賀茂神社は、室津の町並み観光とともに訪れたい場所といえるでしょう。
ちなみに、賀茂神社では、自転車のお守りを授かれますよ。サイクリストには嬉しいですね。
室津周辺で沈みゆく夕日を眺めながら、旅のハイライトとします。
その後、日が完全に沈み切る前に室津半島を抜けて、夜間に相生市街へ辿り着き、本日宿泊するホテルへチェックイン。こうして本日の旅は終わりを告げました。
【古い町並みの紹介(その2)】
旅の道中で訪れた、室津のような古い町並みが残る港町を、下記記事で紹介します。
まとめ
今回の旅は、龍野の町並み見学から始まり、室津の町並みの見学で最後を締めました。
そんな町並みを見ていると、古き良き日本を感じずに入られません。いつまでも後世に残しておきたいですね。

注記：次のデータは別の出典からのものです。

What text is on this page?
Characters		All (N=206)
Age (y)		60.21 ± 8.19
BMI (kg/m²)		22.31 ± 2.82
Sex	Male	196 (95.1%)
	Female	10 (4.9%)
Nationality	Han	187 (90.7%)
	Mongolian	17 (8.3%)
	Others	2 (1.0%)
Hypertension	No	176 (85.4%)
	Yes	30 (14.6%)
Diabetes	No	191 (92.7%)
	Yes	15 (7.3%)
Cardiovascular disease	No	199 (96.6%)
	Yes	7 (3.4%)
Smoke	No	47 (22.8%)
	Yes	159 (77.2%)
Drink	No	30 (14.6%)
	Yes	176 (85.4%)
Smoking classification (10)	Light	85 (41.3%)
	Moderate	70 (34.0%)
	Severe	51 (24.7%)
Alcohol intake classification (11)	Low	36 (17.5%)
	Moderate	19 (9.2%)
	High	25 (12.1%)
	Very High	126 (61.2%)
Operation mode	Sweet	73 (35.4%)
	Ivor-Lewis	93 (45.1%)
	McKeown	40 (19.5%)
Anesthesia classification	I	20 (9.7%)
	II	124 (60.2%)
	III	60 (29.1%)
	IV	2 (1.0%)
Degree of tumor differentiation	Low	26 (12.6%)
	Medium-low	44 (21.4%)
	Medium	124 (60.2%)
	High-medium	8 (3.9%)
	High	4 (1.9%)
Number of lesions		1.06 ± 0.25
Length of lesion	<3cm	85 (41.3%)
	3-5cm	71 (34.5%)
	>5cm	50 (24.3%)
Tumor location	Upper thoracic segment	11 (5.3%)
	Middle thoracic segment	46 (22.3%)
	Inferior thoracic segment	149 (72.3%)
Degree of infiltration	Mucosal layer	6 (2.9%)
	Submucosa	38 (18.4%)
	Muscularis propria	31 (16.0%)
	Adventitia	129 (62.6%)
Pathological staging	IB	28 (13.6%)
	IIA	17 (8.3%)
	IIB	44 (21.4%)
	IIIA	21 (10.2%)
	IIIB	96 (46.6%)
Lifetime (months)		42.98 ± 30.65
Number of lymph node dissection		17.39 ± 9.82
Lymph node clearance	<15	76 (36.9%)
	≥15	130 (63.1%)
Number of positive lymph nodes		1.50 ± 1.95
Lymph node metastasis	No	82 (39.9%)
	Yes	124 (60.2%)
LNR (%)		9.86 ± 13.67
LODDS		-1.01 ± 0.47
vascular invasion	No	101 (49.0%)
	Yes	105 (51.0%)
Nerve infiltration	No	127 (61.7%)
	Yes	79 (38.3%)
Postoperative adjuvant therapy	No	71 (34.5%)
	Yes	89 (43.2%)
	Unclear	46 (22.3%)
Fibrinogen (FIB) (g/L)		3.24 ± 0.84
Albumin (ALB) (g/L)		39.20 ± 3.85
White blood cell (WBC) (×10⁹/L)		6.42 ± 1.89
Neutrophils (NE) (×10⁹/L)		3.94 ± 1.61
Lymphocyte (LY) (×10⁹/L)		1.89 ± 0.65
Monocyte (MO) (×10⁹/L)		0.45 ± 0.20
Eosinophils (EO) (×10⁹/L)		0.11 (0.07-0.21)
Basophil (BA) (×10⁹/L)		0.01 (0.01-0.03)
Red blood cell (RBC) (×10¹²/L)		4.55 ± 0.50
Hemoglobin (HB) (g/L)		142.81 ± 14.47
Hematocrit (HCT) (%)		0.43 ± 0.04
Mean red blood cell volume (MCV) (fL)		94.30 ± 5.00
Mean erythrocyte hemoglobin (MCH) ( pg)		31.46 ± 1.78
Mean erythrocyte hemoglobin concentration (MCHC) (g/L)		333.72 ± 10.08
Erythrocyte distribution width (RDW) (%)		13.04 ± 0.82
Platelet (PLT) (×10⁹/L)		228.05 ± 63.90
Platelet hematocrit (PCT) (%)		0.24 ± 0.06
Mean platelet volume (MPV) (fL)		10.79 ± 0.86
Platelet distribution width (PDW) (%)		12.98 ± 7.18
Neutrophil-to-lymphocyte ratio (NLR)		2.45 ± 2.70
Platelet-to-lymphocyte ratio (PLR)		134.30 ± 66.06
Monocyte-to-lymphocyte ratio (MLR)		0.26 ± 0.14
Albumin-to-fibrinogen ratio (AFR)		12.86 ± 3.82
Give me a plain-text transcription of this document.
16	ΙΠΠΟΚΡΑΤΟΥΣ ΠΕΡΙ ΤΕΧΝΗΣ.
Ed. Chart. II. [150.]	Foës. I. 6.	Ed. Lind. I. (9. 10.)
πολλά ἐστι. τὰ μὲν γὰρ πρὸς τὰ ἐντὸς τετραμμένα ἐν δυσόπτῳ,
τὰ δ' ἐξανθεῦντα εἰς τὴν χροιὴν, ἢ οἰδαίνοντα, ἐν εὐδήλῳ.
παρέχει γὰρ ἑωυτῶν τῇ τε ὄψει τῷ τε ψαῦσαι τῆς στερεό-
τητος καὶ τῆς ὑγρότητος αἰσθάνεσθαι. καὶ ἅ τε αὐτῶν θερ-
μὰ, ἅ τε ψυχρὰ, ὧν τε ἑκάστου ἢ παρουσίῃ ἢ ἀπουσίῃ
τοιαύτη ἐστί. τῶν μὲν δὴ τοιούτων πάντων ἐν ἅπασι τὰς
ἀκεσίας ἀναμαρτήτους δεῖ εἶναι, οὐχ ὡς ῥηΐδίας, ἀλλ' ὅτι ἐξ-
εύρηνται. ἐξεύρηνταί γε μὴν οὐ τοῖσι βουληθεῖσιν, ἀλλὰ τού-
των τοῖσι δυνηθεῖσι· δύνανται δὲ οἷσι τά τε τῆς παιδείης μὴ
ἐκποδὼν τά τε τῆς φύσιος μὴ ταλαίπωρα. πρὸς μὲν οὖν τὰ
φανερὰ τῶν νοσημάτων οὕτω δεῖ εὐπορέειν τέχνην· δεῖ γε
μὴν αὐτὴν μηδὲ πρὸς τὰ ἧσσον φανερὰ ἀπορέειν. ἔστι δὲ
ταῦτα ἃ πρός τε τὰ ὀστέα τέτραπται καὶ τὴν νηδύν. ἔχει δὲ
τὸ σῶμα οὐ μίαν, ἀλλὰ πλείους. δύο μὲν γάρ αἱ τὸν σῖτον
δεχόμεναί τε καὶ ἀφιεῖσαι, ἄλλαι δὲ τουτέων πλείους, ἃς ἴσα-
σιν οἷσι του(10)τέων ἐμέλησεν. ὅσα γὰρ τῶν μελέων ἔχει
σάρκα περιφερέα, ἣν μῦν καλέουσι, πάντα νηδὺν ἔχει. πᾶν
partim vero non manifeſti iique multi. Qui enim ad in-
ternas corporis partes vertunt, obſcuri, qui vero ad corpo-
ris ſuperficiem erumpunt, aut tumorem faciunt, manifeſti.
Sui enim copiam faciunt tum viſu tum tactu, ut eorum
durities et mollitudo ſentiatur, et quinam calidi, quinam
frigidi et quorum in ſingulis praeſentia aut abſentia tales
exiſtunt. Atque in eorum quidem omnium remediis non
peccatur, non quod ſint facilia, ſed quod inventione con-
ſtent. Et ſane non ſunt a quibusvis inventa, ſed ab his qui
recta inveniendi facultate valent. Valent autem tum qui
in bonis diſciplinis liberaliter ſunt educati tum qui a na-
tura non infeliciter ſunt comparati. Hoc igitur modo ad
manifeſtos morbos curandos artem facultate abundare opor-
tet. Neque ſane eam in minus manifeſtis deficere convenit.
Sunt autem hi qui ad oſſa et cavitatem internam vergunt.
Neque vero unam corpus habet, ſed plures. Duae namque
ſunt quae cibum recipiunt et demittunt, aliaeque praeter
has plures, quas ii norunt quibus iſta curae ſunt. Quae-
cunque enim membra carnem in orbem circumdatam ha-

太陽公園では、白鳥城のトリックアートを漫喫したり、万理の長城を散策しながら、様々な石の遺跡を見て回りました。
もし、あなたが相生市と姫路市間をサイクリングする機会があれば、距離的に考えて国道2号周辺の道を走る方が楽ですよ。
けれど、あえて遠回りとなる「はりまシーサイドロード」を走り、瀬戸内海の景色を楽しめるコースをお勧めします。